“You create the system your visitor must navigate. People don’t cause defects, systems do,” said the late quality management guru, W. Edwards Deming.
Anything that results in a lower level of customer satisfaction or a lost customer is a defect, a flaw in the sales process. When a visitor doesn’t convert, your Web site has a service defect and your processes don’t deliver on your promise to customers or to prospects. At least, that’s how you’d look at things if you applied the Six Sigma discipline to your Web site. I’ve referred to these defects in the past as holes in a leaky bucket.
Six Sigma Defined
For many organizations Six Sigma is a measure of quality that strives for near-perfection. It’s a disciplined, data-driven approach and methodology to eliminate defects in any process (driving toward six standard deviations between the mean and the nearest specification limit). It can be applied from manufacturing to transactional businesses, or from products to services. Six Sigma was originally developed at Motorola in the 1980s for high-volume, highly standardized production processes. The goal is to eliminate waste by achieving near-perfect results. General Electric, AlliedSignal, and other well-known manufacturers credit Six Sigma with having produced billions of dollars in efficiencies.
Six Sigma’s value is not limited to manufacturers. Organizations use it to optimize such nonmanufacturing processes as accounts receivable, sales, and research and development (R&D). The Harvard Business School’s Working Knowledge reports:
Dow Chemical, for example, estimates that the application of Six Sigma to environmental health, and safety services has saved the company $130 million in the past two years; other initiatives are under way for corporate R&D, finance, information systems, legal, marketing, public affairs, and human resources processes.
It should come as no surprise all sorts of companies are becoming Six Sigma converts. The article continues:
Six Sigma won’t work for every service process, and adjustments may be required for it to suit even those processes for which it does apply. Nevertheless, many of the lessons learned from the production lines are relevant to service processes….
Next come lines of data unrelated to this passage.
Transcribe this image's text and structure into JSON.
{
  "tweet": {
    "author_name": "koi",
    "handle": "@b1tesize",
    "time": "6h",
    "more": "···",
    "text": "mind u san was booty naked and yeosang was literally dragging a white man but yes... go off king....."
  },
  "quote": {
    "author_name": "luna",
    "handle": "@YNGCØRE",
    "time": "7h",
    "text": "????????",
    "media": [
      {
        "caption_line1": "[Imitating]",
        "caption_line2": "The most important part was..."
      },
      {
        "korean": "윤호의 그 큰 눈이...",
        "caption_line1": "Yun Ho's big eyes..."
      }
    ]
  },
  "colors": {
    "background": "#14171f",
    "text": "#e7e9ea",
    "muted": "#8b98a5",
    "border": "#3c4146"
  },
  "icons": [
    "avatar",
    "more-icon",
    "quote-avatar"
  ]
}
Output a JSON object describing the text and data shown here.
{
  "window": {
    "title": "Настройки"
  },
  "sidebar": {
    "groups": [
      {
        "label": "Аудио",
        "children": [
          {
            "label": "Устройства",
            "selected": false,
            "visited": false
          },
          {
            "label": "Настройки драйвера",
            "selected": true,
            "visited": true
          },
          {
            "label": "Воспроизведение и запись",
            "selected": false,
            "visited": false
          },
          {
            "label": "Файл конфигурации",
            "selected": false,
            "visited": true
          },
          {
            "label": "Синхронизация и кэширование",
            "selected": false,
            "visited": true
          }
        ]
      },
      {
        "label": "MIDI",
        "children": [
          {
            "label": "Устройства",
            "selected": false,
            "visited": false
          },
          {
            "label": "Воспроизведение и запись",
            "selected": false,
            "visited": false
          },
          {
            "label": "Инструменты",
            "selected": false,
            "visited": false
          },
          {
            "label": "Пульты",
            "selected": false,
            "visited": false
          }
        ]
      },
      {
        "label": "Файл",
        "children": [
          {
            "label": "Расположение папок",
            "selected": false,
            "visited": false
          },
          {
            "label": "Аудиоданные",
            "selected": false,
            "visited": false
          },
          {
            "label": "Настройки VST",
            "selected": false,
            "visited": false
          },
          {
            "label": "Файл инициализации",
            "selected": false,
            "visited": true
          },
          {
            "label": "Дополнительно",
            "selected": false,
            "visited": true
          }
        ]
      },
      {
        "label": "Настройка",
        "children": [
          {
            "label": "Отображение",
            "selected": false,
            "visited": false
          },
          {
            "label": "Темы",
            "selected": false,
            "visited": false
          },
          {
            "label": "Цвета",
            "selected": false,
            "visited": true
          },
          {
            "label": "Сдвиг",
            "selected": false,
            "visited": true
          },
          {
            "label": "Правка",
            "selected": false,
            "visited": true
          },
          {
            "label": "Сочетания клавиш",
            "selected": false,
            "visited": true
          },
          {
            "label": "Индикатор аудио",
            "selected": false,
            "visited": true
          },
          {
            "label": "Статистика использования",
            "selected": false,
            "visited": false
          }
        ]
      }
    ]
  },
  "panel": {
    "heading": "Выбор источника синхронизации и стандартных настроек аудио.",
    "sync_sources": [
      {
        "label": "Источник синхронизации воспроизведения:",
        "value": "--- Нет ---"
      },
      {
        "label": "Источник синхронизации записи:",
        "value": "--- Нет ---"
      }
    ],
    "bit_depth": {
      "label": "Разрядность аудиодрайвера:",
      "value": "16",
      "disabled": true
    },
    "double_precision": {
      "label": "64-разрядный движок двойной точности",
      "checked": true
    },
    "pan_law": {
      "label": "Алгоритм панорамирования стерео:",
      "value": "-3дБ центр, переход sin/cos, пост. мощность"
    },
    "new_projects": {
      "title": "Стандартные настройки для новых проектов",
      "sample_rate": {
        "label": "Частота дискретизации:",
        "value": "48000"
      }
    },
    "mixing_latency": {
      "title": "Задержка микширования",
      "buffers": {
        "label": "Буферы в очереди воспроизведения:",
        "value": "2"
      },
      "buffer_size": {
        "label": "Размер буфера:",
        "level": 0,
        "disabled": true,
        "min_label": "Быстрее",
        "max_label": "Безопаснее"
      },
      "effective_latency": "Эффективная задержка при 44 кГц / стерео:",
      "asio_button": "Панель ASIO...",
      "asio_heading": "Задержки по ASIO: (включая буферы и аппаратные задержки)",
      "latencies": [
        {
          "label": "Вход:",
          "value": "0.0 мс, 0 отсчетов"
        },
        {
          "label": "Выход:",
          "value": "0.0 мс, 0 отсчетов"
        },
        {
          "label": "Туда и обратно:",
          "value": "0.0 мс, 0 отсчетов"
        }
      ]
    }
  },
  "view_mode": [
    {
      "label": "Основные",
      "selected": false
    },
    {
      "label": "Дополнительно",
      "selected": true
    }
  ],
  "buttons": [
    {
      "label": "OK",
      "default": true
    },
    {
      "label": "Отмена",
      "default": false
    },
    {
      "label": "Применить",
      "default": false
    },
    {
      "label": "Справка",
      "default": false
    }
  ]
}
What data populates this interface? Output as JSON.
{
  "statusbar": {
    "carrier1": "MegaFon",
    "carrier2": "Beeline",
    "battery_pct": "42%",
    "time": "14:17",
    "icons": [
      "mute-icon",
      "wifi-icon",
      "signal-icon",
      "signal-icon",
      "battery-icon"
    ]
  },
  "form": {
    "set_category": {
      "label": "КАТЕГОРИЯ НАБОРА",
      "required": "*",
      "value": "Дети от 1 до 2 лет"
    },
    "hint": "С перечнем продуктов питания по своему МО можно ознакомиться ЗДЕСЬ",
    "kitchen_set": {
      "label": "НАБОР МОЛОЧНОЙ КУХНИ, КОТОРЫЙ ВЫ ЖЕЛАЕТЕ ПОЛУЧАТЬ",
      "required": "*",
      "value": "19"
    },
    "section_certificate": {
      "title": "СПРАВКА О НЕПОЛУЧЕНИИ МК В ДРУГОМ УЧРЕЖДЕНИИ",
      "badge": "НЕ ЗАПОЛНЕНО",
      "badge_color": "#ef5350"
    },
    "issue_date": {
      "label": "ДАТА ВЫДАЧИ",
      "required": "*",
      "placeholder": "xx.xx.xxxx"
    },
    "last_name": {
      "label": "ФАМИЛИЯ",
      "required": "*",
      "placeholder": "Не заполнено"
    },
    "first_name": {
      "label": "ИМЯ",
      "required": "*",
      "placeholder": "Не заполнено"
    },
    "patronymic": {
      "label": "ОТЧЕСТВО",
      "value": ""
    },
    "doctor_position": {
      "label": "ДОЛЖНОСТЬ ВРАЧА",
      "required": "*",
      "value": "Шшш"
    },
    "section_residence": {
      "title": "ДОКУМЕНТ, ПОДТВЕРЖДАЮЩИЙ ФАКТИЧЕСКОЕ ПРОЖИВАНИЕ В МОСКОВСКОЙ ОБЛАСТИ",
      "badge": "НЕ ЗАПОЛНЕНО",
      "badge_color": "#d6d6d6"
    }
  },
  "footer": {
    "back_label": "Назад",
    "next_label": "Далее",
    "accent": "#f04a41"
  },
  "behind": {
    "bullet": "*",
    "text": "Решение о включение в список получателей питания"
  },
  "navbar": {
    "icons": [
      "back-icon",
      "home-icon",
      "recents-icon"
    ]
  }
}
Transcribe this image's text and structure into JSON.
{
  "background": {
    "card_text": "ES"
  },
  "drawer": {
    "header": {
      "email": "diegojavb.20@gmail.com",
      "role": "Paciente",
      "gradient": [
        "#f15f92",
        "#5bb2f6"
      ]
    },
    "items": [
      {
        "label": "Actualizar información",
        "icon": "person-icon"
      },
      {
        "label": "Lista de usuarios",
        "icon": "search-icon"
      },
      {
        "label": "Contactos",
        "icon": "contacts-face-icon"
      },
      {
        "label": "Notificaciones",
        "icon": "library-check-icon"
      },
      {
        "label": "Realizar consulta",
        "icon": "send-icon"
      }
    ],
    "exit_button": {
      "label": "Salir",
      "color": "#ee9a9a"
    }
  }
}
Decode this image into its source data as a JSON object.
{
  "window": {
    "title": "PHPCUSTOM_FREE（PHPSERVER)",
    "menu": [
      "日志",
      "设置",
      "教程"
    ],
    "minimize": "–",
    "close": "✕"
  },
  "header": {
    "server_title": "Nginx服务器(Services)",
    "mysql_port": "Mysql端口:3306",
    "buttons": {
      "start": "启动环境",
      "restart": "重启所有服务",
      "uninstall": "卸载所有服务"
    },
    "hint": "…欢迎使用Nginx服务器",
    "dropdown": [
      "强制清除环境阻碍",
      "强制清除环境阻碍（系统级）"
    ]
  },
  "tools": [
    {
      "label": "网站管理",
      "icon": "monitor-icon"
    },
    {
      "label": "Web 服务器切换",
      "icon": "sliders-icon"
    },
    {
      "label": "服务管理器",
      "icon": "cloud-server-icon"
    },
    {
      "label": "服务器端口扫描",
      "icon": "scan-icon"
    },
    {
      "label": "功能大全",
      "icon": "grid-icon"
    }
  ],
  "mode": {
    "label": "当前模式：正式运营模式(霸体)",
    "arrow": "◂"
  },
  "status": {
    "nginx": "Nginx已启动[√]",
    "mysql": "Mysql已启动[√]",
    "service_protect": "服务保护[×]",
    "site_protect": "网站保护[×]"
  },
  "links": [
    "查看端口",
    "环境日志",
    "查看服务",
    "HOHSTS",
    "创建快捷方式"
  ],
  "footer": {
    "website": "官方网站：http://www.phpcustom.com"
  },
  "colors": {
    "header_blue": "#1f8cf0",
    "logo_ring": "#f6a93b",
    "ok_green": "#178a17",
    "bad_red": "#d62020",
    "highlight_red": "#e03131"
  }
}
Six Sigma’s off-the-shop-floor successes are too significant to ignore. The issue is no longer whether Six Sigma should be considered; it’s when, and how….
Take Web site development. Highly customized site developers are likely to achieve benefits from Six Sigma in project administration: client set-up, billing and collection, and perhaps in project status reporting. Mass-customized Web developers can apply Six Sigma to hone their core service. Standardized services have the greatest Six Sigma potential because they use software or Web sites to take clients through the entire process. A human is involved only to answer a question.
Six Sigma methodology’s fundamental objective is to implement a measurement-based strategy that focuses on process enhancement and variation reduction through the application of Six Sigma improvement projects. This is accomplished through the use of two Six Sigma submethodologies: DMAIC and DMADV. The Six Sigma DMAIC process (define, measure, analyze, improve, control) is an improvement system for existing processes falling below specification and looking for incremental improvement. The Six Sigma DMADV process (define, measure, analyze, design, verify) is an improvement system used to develop new processes or products at Six Sigma quality levels. It can also be employed if a current process requires more than just incremental improvement.
Six Sigma in Action
Identify and measure specific service and process defects, then ask, “Why are they happening?” That question uncovers the underlying reasons for customer dissatisfaction and/or defection. Typically, there’s more than one reason. You’ll often find a half-dozen or more root causes contributing to the service defect.
Once you’ve identified the chief contributors (e.g., copywriting, usability, visual communications, marketing plan assumptions), you can build systems that better serve customers.
For example, at a macro level the problem is defined as conversion to leads. Measure conversion to leads, analyze causal factors (a.k.a. chief contributors), and improve those variables versus a control. Then, repeat the process.
At a micro level, the problem is defined as a high rejection rate (visitors exiting) on a page. First, measure and define a baseline. Then, use surveys, pathing, content analysis, sales process analysis, persuasion architecture scenario analysis, time on page, and other data to determine root causes. Analyze the results to determine what needs to be improved, then fix the leading root causes (e.g., copy, design, navigation, interaction). Test the leading variables to see what changes make the biggest impact. Then maintain the variable (e.g., fresh content) to control the improvement. In the end, you’ve learned something that can apply to other pages as well.
It may sound like pure theory, but Six Sigma is practical and yields enormous return on investment (ROI). We apply its principles to Web marketing, also utilizing two submethodologies. Web site design as embodied in persuasion architecture is a similar to DMADV. The DMAIC cognate is how we tie Web analytics to Kaizen. Applying Six Sigma to Web marketing makes everything measurable. The result is a repeatable process. Of course, this doesn’t apply equally to all areas of marketing. Advertising is an exception.
The Six Sigma methodology is proven to work for Web marketing. Are you prepared to apply it to your own efforts?